Reklama

Katarzyna Dowbor: Fajniej jest dawać

Już niebawem obejrzymy ostatni odcinek programu "Nasz nowy dom". Katarzyna Dowbor opowiada, jak doszło do tego, że została jego gospodynią, i dlaczego widzowie tak go lubią. Dziennikarka wierzy, że życiowe porażki można przekuć w sukces - najważniejsze, by nie tracić nadziei.

Czy prowadząc "Nasz nowy dom", czuje się pani jak święty Mikołaj?

Katarzyna Dowbor: - Trochę tak, ale również jak człowiek, który spełnił swoje marzenie. Bo dojrzałam do tego, że dużo fajniej jest dawać, niż dostawać.

Kto wybierał rodziny do programu?

- Reasercherzy. To grupa osób, która jeździ i nagrywa historię rodziny. Potem zbiera się kolegium, w skład którego wchodzą przedstawiciele producenta i stacji.

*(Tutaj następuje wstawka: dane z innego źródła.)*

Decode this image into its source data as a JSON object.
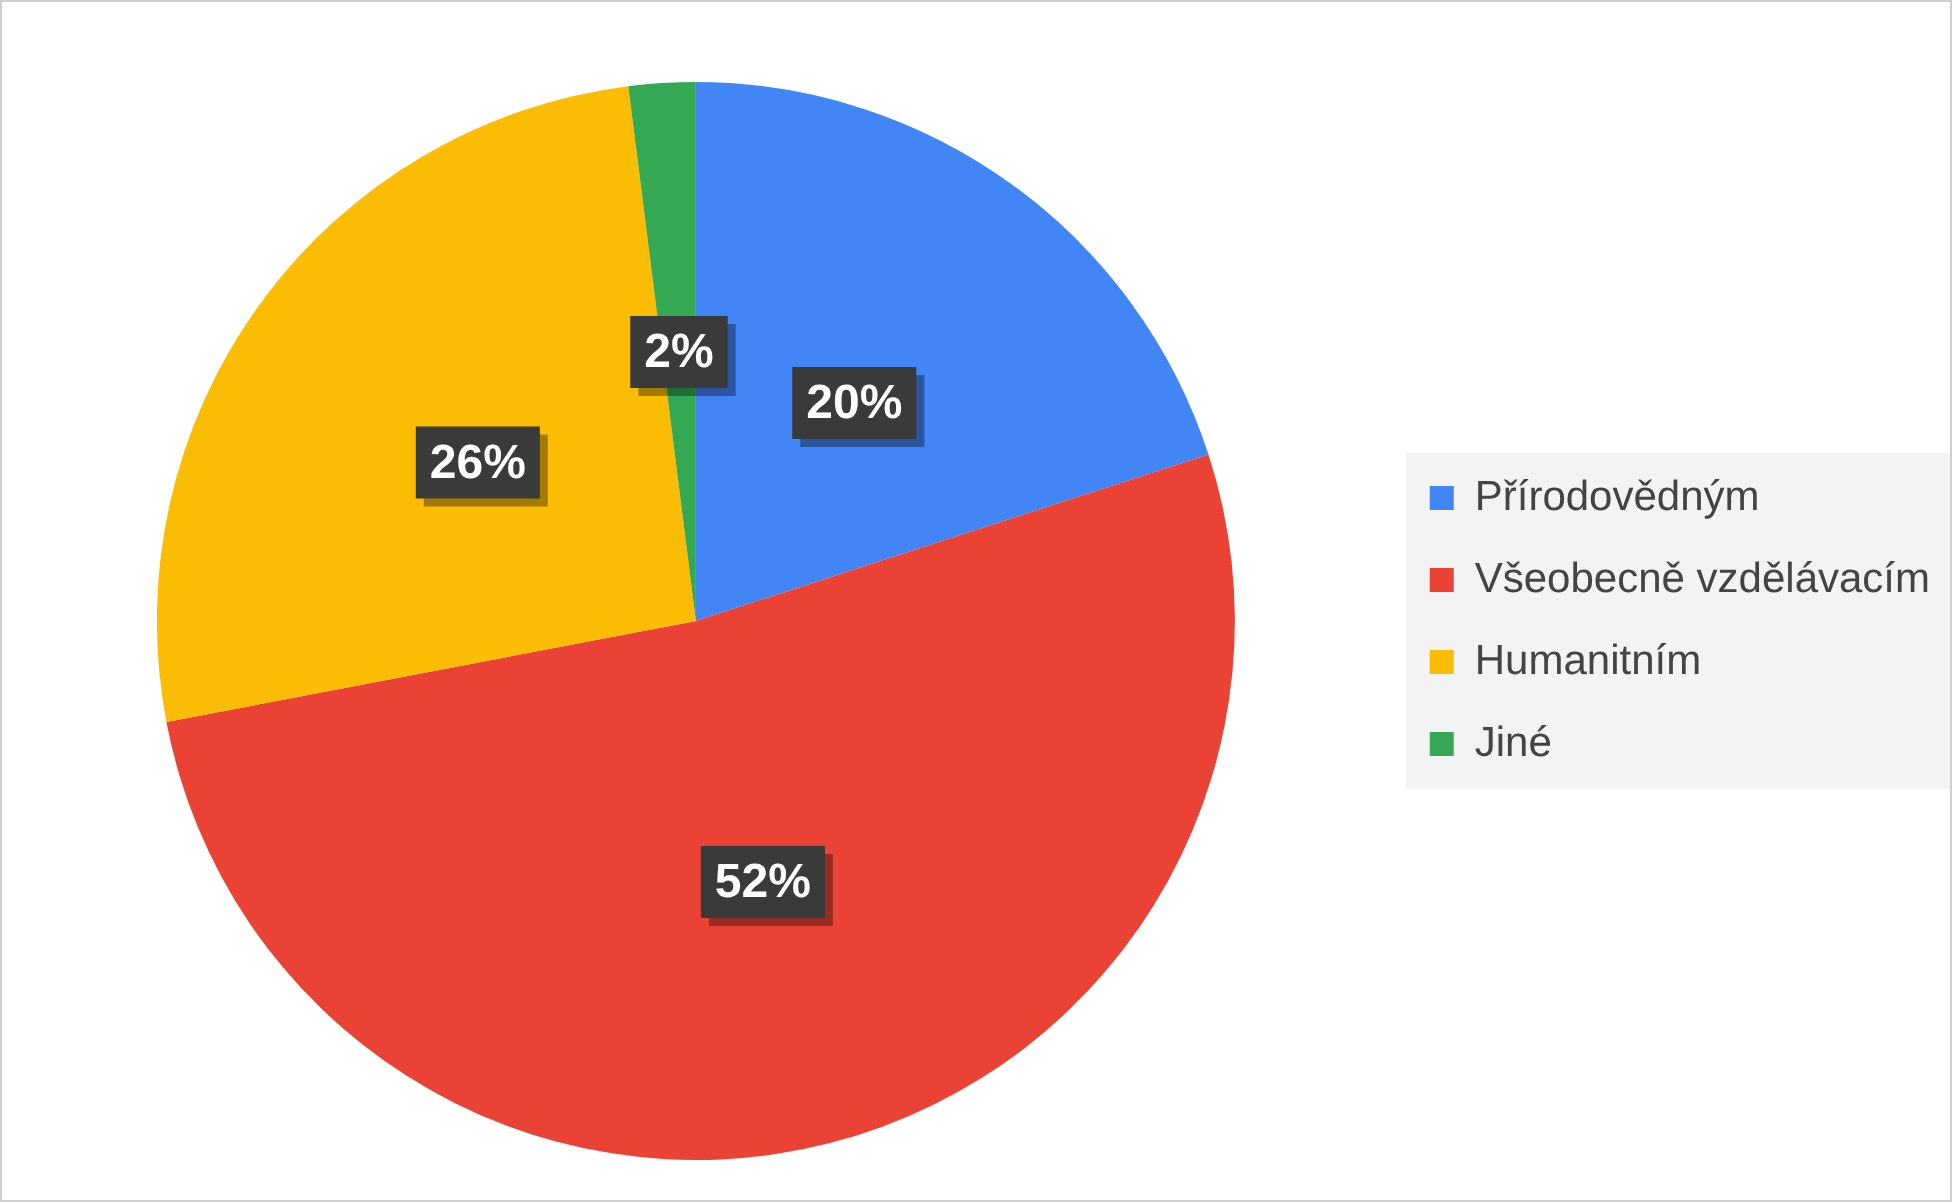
{
  "chart_data": {
    "type": "pie",
    "categories": [
      "Přírodovědným",
      "Všeobecně vzdělávacím",
      "Humanitním",
      "Jiné"
    ],
    "values": [
      20,
      52,
      26,
      2
    ],
    "colors": [
      "#4285f4",
      "#ea4335",
      "#fbbc04",
      "#34a853"
    ],
    "value_labels": [
      "20%",
      "52%",
      "26%",
      "2%"
    ],
    "legend": "right"
  }
}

Wygląda, jakby plac budowy był pani środowiskiem naturalnym...

- Rzeczywiście się na tym znam! To moja pasja. Losy tak mi się potoczyły, że wiele razy musiałam się przeprowadzać. Mój brat, który mieszka w USA, żartuje, że jestem lepsza od Amerykanów, bo oni przeprowadzają się średnio co 5-6 lat, a ja co 3-4. Ale właśnie przez to na okrągło coś urządzam i robię remonty. Koleżanki śmiały się kiedyś, że trudno mnie wyciągnąć na zakupy ciuchowe, ale jestem pierwsza, żeby odwiedzać markety budowlane. Przypomniało mi się, że już 4 lata mieszkam w jednym miejscu, czas coś zmienić (śmiech).

Reklama

W programie zawsze troszczy się pani o kąt dla zwierząt...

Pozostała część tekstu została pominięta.